Ramirez, compared to recent seasons, and even from the cleanup spot in one of the game's most productive offenses, played a somewhat complementary role. He had another creaky April, then helped drive the offense for three months, tailed off in August and spent a month recovering from a strained oblique.
He batted .296 with 20 home runs and 88 RBI, a nice output for 133 games, except he batted .321 with 35 home runs and 102 RBI last season … in 130 games. He batted .276 with runners in scoring position, more than 50 points below his career average in those situations. His on-base plus slugging was its lowest since 1994, his first full season.
An American League scout who saw Ramirez before he was injured said Ramirez (who turned 35 in May) appeared to be "still an above-average power hitter, if not quite as dominant a bat as he'd been in his career."

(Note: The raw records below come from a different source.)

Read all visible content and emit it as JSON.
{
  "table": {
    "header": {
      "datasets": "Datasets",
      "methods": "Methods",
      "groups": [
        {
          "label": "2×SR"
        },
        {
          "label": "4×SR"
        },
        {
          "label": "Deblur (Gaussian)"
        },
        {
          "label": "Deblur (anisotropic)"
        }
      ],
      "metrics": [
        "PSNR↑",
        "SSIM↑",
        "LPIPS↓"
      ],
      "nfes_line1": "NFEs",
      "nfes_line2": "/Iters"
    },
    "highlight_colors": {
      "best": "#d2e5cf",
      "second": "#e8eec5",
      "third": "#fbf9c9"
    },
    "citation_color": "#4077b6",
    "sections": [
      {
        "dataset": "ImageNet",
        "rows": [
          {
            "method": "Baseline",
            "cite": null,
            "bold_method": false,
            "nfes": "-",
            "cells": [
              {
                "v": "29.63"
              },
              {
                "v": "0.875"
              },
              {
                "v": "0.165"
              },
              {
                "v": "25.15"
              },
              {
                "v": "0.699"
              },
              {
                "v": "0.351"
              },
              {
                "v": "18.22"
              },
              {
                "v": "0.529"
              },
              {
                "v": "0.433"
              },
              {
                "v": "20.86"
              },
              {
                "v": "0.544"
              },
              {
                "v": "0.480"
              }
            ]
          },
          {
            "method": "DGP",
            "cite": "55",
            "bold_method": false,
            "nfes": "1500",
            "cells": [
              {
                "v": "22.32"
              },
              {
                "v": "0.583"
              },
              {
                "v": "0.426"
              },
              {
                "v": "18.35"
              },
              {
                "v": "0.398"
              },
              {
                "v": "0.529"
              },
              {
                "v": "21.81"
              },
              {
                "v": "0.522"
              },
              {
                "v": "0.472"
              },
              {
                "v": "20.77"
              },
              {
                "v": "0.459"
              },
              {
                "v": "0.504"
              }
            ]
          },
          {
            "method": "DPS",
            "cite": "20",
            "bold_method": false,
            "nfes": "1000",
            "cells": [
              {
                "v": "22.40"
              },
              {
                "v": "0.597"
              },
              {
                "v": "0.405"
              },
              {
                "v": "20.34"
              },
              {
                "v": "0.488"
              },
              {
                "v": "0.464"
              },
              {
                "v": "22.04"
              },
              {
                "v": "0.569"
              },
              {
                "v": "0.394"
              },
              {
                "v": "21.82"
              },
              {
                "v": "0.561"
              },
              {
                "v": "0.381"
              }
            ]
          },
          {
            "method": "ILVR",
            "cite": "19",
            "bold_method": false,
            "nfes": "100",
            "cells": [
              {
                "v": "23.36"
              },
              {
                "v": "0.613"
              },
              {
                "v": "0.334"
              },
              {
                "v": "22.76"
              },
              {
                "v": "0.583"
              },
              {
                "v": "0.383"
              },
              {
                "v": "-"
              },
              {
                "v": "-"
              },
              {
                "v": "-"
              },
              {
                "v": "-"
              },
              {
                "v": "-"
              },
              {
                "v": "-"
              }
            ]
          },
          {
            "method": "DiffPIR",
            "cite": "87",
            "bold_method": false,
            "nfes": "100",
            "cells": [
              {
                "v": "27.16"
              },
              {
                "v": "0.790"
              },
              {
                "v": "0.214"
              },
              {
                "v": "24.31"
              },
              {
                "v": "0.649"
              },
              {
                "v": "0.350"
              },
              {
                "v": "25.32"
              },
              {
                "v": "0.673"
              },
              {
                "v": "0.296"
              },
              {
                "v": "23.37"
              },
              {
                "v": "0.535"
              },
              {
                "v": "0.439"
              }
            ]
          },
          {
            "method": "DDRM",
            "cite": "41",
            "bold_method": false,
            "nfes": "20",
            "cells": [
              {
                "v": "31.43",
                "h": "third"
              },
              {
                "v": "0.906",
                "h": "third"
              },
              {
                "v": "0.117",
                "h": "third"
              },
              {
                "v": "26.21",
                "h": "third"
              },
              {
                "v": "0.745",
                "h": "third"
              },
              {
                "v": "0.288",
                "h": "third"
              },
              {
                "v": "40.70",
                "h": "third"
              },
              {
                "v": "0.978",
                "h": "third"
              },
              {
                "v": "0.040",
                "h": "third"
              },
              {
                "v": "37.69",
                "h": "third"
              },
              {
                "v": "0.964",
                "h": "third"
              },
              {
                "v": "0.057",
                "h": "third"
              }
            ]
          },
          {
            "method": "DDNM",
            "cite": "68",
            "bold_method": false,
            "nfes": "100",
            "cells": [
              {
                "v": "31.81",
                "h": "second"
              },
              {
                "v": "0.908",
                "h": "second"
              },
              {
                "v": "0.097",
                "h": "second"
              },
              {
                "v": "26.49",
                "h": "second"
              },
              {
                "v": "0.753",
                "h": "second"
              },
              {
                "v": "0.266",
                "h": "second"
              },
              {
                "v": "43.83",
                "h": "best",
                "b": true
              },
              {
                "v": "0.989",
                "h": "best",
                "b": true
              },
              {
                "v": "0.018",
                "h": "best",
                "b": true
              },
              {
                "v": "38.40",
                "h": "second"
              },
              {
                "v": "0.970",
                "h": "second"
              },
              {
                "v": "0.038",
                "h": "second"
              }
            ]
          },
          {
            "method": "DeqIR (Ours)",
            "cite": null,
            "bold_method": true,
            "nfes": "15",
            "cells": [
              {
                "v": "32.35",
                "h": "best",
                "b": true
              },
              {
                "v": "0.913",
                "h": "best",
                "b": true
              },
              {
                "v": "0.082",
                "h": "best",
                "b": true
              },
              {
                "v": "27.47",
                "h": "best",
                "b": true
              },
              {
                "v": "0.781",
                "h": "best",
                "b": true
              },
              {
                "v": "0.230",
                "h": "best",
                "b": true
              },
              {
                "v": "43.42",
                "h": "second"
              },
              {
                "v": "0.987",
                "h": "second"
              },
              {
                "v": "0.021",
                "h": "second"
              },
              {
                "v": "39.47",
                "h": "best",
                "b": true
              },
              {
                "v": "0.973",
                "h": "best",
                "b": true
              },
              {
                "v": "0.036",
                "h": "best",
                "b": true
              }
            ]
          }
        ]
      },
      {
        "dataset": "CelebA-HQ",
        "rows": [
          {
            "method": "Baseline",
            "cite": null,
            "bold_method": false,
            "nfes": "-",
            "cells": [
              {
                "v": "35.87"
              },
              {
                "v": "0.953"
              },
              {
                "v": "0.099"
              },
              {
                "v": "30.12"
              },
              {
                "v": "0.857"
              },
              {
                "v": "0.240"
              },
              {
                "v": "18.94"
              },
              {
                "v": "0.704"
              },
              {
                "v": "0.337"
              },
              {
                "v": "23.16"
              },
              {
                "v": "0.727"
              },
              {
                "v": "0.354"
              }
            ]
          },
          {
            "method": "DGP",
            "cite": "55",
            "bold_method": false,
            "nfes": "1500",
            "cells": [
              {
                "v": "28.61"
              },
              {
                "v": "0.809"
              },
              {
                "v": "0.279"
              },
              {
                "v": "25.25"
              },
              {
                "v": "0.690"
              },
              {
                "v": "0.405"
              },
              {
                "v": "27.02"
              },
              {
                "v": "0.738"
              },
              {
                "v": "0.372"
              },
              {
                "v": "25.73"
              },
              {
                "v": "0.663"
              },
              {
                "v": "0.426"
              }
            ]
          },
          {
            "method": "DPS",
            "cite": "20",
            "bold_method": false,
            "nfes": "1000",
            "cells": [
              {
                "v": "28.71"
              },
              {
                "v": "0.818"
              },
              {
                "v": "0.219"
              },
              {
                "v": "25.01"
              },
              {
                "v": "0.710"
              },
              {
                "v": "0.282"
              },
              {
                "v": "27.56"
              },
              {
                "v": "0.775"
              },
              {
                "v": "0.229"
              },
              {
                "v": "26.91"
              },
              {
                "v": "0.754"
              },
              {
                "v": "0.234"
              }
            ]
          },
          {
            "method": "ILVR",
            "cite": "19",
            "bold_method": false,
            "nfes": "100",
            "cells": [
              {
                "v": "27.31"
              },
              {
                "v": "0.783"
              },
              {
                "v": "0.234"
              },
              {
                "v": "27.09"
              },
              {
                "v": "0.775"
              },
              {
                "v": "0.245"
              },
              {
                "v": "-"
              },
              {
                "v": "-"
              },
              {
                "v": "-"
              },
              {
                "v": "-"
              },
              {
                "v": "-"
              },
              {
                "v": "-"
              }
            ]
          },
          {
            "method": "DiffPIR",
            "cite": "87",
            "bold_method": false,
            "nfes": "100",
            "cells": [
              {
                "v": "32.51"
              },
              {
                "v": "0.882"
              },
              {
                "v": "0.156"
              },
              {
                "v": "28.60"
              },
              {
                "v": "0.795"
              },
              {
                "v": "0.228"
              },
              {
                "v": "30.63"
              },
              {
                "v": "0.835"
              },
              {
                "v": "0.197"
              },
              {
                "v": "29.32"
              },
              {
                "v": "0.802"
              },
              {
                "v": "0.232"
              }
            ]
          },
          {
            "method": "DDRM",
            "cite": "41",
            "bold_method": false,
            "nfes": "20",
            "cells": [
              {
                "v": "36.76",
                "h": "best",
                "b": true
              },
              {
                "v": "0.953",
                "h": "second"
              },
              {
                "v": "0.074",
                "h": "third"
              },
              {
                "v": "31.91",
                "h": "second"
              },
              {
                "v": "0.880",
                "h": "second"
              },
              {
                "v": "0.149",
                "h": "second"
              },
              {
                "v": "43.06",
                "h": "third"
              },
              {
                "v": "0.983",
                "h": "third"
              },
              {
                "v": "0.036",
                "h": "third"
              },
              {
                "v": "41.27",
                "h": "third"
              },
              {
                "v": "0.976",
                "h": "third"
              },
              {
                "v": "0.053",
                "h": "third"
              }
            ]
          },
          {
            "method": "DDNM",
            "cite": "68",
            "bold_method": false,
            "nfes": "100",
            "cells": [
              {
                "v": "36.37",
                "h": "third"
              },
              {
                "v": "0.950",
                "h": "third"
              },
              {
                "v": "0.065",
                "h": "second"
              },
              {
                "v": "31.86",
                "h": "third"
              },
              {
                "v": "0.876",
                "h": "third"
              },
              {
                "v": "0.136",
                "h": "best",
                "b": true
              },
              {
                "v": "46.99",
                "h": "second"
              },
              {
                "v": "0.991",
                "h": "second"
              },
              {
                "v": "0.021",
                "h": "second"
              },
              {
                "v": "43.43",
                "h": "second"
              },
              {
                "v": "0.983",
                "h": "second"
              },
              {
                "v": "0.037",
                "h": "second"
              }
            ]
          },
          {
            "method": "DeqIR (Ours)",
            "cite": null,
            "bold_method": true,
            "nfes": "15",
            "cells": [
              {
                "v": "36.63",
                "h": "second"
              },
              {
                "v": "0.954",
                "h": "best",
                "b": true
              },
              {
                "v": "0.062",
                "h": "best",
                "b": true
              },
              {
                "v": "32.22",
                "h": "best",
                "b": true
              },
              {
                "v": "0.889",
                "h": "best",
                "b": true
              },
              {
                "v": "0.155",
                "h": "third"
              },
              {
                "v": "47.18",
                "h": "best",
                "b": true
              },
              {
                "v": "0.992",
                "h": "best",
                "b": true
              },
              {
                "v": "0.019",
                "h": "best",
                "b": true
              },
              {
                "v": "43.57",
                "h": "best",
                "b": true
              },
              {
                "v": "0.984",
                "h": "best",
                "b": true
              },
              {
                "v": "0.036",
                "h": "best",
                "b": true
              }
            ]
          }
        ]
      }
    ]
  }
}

"I'm just wondering how much was the oblique, and how much was just being an older guy," the scout said. "The bat was not quite as lightning quick as it had been, but he still has plus bat speed. I think he is one of the most overlooked and underrated players of his era, as he is truly a great right-handed hitter. He reminds me a little bit of Jim Rice; when he slipped he went backwards quickly, and I wonder if he will have the same plight."

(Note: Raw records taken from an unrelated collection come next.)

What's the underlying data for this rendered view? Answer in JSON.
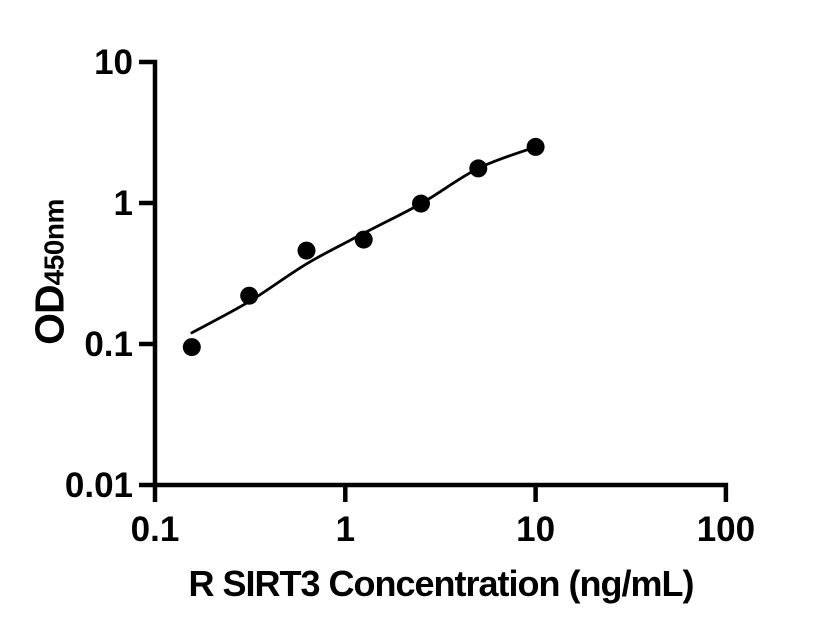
{
  "figure": {
    "background": "#ffffff"
  },
  "chart_data": {
    "type": "scatter",
    "title": "",
    "xlabel": "R SIRT3 Concentration (ng/mL)",
    "ylabel_main": "OD",
    "ylabel_sub": "450nm",
    "x_scale": "log",
    "y_scale": "log",
    "xlim": [
      0.1,
      100
    ],
    "ylim": [
      0.01,
      10
    ],
    "x_ticks": [
      {
        "value": 0.1,
        "label": "0.1"
      },
      {
        "value": 1,
        "label": "1"
      },
      {
        "value": 10,
        "label": "10"
      },
      {
        "value": 100,
        "label": "100"
      }
    ],
    "y_ticks": [
      {
        "value": 0.01,
        "label": "0.01"
      },
      {
        "value": 0.1,
        "label": "0.1"
      },
      {
        "value": 1,
        "label": "1"
      },
      {
        "value": 10,
        "label": "10"
      }
    ],
    "grid": false,
    "legend": false,
    "series": [
      {
        "name": "standard-points",
        "marker": "circle",
        "color": "#000000",
        "x": [
          0.156,
          0.3125,
          0.625,
          1.25,
          2.5,
          5,
          10
        ],
        "y": [
          0.095,
          0.22,
          0.46,
          0.55,
          0.99,
          1.76,
          2.5
        ]
      }
    ],
    "fit_line": {
      "name": "fit-curve",
      "color": "#000000",
      "points": [
        [
          0.156,
          0.12
        ],
        [
          0.3125,
          0.2
        ],
        [
          0.625,
          0.37
        ],
        [
          1.25,
          0.61
        ],
        [
          2.5,
          0.99
        ],
        [
          5,
          1.76
        ],
        [
          10,
          2.5
        ]
      ]
    },
    "axis_color": "#000000",
    "background": "#ffffff"
  }
}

And yet, outside of the one dustup in spring training – the Red Sox figured maybe he'd like to take batting practice; he wanted top dollar for his 1967 Lincoln Continental – Ramirez has generally hit and then lived the life of the 25th man. When the attention turned to Daisuke Matsuzaka's arrival, Dustin Pedroia's breakout, Josh Beckett's pitching, David Ortiz's resilience, Curt Schilling's recovery, Mike Lowell's production, J.D. Drew's lack thereof, Eric Gagne's landing, the big lead over the New York Yankees and then the small one, Ramirez basically reported to work and did his thing.
No leaked trade demands. Pretty much ran everything out. Opted for the clubhouse urinal.
"I think from an effort standpoint it was his most consistent season, at least since I've been here," said Terry Francona, who has managed the Red Sox since 2004. "He's in a real good place. He seems real happy. … I don't know if he cares where the radar is."
He later amended that slightly.
"I just think he likes to play baseball and kind of go under the radar," he said.
The oblique injury cost Ramirez 25 games from Aug. 28 to Sept. 25. But otherwise, Francona said, Ramirez comes in, works out, enjoys himself and, really, what more can he ask?
So inspired, Francona even deflected a question about Ortiz's knack for clutch hits to the man who bats fourth.
"Some of the situations David has been put in because of Manny," he said. "With Manny standing back there all these years, David's going to be pitched to."
Therein lies the Angels' issue: Ramirez is a career .435 hitter against Angels right-hander and Game 1 starter John Lackey, and that's a hard .435 – four home runs and three doubles among 10 hits. Then there's this: Ortiz hits Lackey nearly as well.
Ramirez has been back for 21 plate appearances, and has one extra-base hit in them. With the postseason approaching, Francona force-fed him at-bats from the two hole. Come Wednesday night, however, Ramirez should be back hitting cleanup, seeking out hitters' counts and fastballs – just being, you know, Manny.
"I've witnessed some of the hiccups along the way," Francona said, "but there's a side of him we're very proud of."